In the social media age, fans expect to feel a connection to their pop stars, and that now goes for the live experience too. It’s not enough to see a spectacle – people want to feel a part of something.

It’s when this desire to feel a part of an artist’s world tips over into expectation that things get complicated. At a gig in the summer, Chappell Roan broke down on stage, telling the crowd she was struggling with her rapid rise to fame. The moment went viral, with fans applauding her vulnerability. But when Roan cancelled some shows earlier in the year citing “overwhelming pressure”, she faced backlash for letting people down.

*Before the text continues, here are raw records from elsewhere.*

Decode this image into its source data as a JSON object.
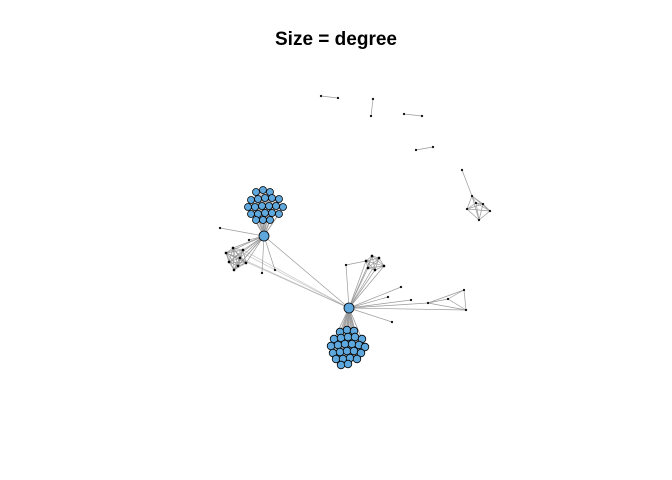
{
  "title": "Size = degree",
  "colors": {
    "node_fill": "#5FA8DD",
    "node_stroke": "#000000",
    "edge": "#9a9a9a",
    "background": "#ffffff"
  }
}
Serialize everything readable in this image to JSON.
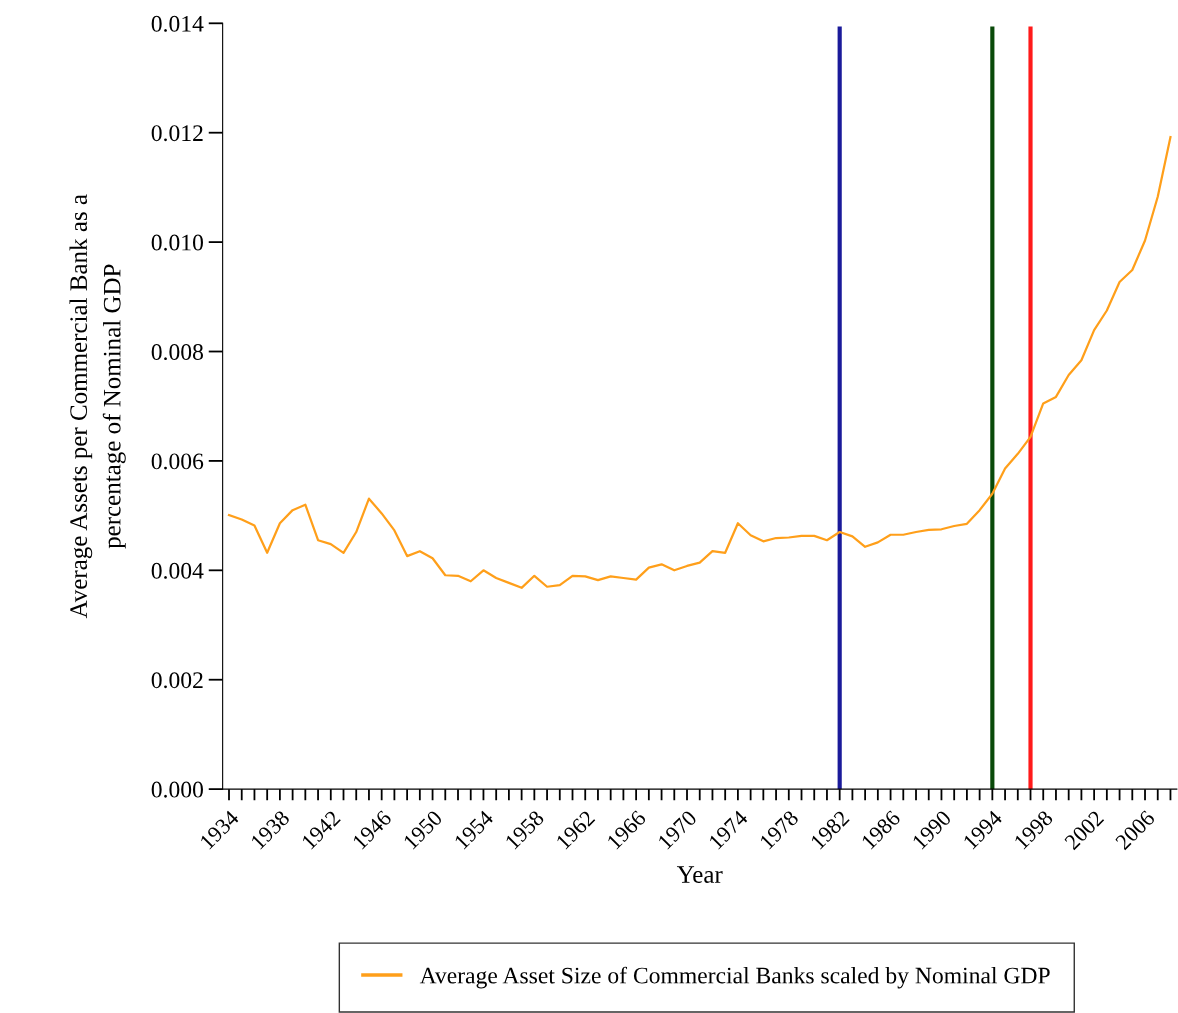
{
  "chart_data": {
    "type": "line",
    "xlabel": "Year",
    "ylabel": "Average Assets per Commercial Bank as a\npercentage of Nominal GDP",
    "x": [
      1934,
      1935,
      1936,
      1937,
      1938,
      1939,
      1940,
      1941,
      1942,
      1943,
      1944,
      1945,
      1946,
      1947,
      1948,
      1949,
      1950,
      1951,
      1952,
      1953,
      1954,
      1955,
      1956,
      1957,
      1958,
      1959,
      1960,
      1961,
      1962,
      1963,
      1964,
      1965,
      1966,
      1967,
      1968,
      1969,
      1970,
      1971,
      1972,
      1973,
      1974,
      1975,
      1976,
      1977,
      1978,
      1979,
      1980,
      1981,
      1982,
      1983,
      1984,
      1985,
      1986,
      1987,
      1988,
      1989,
      1990,
      1991,
      1992,
      1993,
      1994,
      1995,
      1996,
      1997,
      1998,
      1999,
      2000,
      2001,
      2002,
      2003,
      2004,
      2005,
      2006,
      2007,
      2008
    ],
    "series": [
      {
        "name": "Average Asset Size of Commercial Banks scaled by Nominal GDP",
        "color": "#ff9f1a",
        "values": [
          0.00501,
          0.00493,
          0.00482,
          0.00432,
          0.00486,
          0.0051,
          0.0052,
          0.00455,
          0.00448,
          0.00432,
          0.0047,
          0.00531,
          0.00504,
          0.00473,
          0.00426,
          0.00435,
          0.00422,
          0.00391,
          0.0039,
          0.0038,
          0.004,
          0.00386,
          0.00377,
          0.00368,
          0.0039,
          0.0037,
          0.00373,
          0.0039,
          0.00389,
          0.00382,
          0.00389,
          0.00386,
          0.00383,
          0.00405,
          0.00411,
          0.004,
          0.00408,
          0.00414,
          0.00435,
          0.00432,
          0.00486,
          0.00464,
          0.00453,
          0.00459,
          0.0046,
          0.00463,
          0.00463,
          0.00455,
          0.0047,
          0.00462,
          0.00443,
          0.00451,
          0.00465,
          0.00465,
          0.0047,
          0.00474,
          0.00475,
          0.00481,
          0.00485,
          0.0051,
          0.0054,
          0.00586,
          0.00613,
          0.00644,
          0.00705,
          0.00717,
          0.00757,
          0.00784,
          0.00839,
          0.00875,
          0.00927,
          0.00949,
          0.01003,
          0.01083,
          0.01192
        ]
      }
    ],
    "xlim": [
      1933.5,
      2008.5
    ],
    "xticks": [
      1934,
      {
        "value": 1935,
        "label": null
      },
      {
        "value": 1936,
        "label": null
      },
      {
        "value": 1937,
        "label": null
      },
      1938,
      {
        "value": 1939,
        "label": null
      },
      {
        "value": 1940,
        "label": null
      },
      {
        "value": 1941,
        "label": null
      },
      1942,
      {
        "value": 1943,
        "label": null
      },
      {
        "value": 1944,
        "label": null
      },
      {
        "value": 1945,
        "label": null
      },
      1946,
      {
        "value": 1947,
        "label": null
      },
      {
        "value": 1948,
        "label": null
      },
      {
        "value": 1949,
        "label": null
      },
      1950,
      {
        "value": 1951,
        "label": null
      },
      {
        "value": 1952,
        "label": null
      },
      {
        "value": 1953,
        "label": null
      },
      1954,
      {
        "value": 1955,
        "label": null
      },
      {
        "value": 1956,
        "label": null
      },
      {
        "value": 1957,
        "label": null
      },
      1958,
      {
        "value": 1959,
        "label": null
      },
      {
        "value": 1960,
        "label": null
      },
      {
        "value": 1961,
        "label": null
      },
      1962,
      {
        "value": 1963,
        "label": null
      },
      {
        "value": 1964,
        "label": null
      },
      {
        "value": 1965,
        "label": null
      },
      1966,
      {
        "value": 1967,
        "label": null
      },
      {
        "value": 1968,
        "label": null
      },
      {
        "value": 1969,
        "label": null
      },
      1970,
      {
        "value": 1971,
        "label": null
      },
      {
        "value": 1972,
        "label": null
      },
      {
        "value": 1973,
        "label": null
      },
      1974,
      {
        "value": 1975,
        "label": null
      },
      {
        "value": 1976,
        "label": null
      },
      {
        "value": 1977,
        "label": null
      },
      1978,
      {
        "value": 1979,
        "label": null
      },
      {
        "value": 1980,
        "label": null
      },
      {
        "value": 1981,
        "label": null
      },
      1982,
      {
        "value": 1983,
        "label": null
      },
      {
        "value": 1984,
        "label": null
      },
      {
        "value": 1985,
        "label": null
      },
      1986,
      {
        "value": 1987,
        "label": null
      },
      {
        "value": 1988,
        "label": null
      },
      {
        "value": 1989,
        "label": null
      },
      1990,
      {
        "value": 1991,
        "label": null
      },
      {
        "value": 1992,
        "label": null
      },
      {
        "value": 1993,
        "label": null
      },
      1994,
      {
        "value": 1995,
        "label": null
      },
      {
        "value": 1996,
        "label": null
      },
      {
        "value": 1997,
        "label": null
      },
      1998,
      {
        "value": 1999,
        "label": null
      },
      {
        "value": 2000,
        "label": null
      },
      {
        "value": 2001,
        "label": null
      },
      2002,
      {
        "value": 2003,
        "label": null
      },
      {
        "value": 2004,
        "label": null
      },
      {
        "value": 2005,
        "label": null
      },
      2006,
      {
        "value": 2007,
        "label": null
      },
      {
        "value": 2008,
        "label": null
      }
    ],
    "ylim": [
      0,
      0.014
    ],
    "yticks": [
      {
        "value": 0,
        "label": "0.000"
      },
      {
        "value": 0.002,
        "label": "0.002"
      },
      {
        "value": 0.004,
        "label": "0.004"
      },
      {
        "value": 0.006,
        "label": "0.006"
      },
      {
        "value": 0.008,
        "label": "0.008"
      },
      {
        "value": 0.01,
        "label": "0.010"
      },
      {
        "value": 0.012,
        "label": "0.012"
      },
      {
        "value": 0.014,
        "label": "0.014"
      }
    ],
    "ref_lines": [
      {
        "axis": "x",
        "value": 1982,
        "color": "#1a1a9a"
      },
      {
        "axis": "x",
        "value": 1994,
        "color": "#0a4a0a"
      },
      {
        "axis": "x",
        "value": 1997,
        "color": "#ff1a1a"
      }
    ],
    "grid": false,
    "legend": "bottom",
    "marker": "none",
    "line_style": "solid"
  }
}
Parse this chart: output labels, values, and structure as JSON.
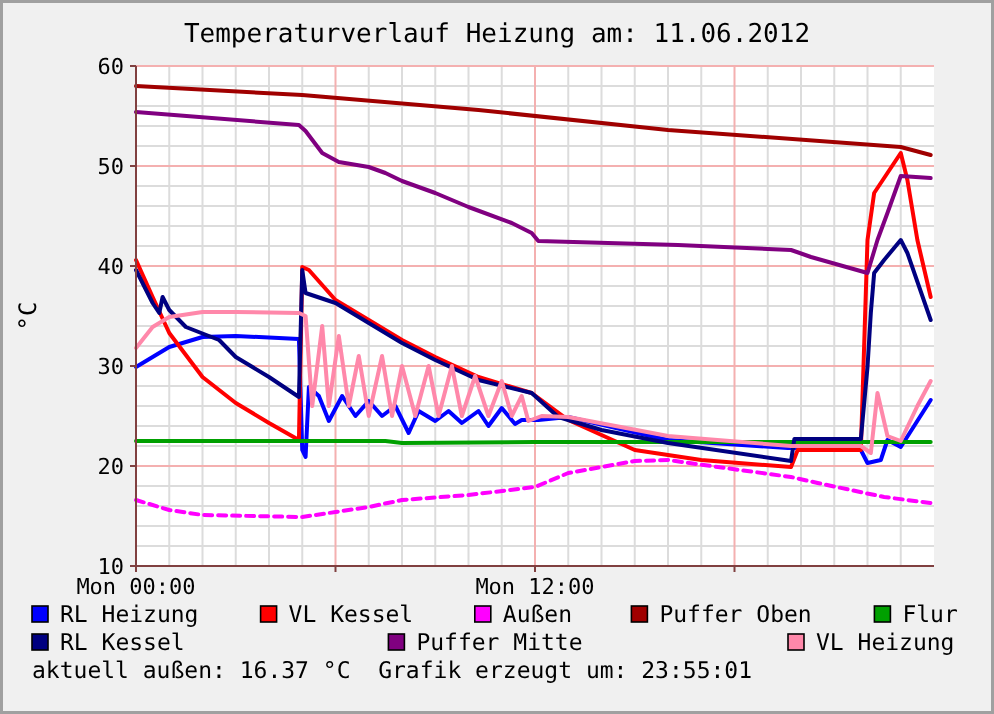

Charli XCX recently revealed to Variety that she has nerve damage in her neck from performances, which leaves her in “a lot of pain” on stage. “For me to give a performance that I feel is good enough, I have to really physically throw myself around,” she explained.

Artists are expected to surrender ever more of themselves, physically and emotionally. It’s something Swift has had to learn to navigate, but if the demands of the Eras Tour have taken their toll, she isn’t letting on. At her penultimate shows in Toronto, Swift got emotional on-stage. “I’m just having a bit of a moment,” she told the crowd. “We have put so much of our lives into this. And you’ve put so much of your lives into being with us.” After nearly two years in the literal spotlight, she’s certainly earned a long break – though, knowing Swift, it won’t be long before she ushers in a brand-new era.

The Eras Tour concludes on 8 December in Vancouver, Canada.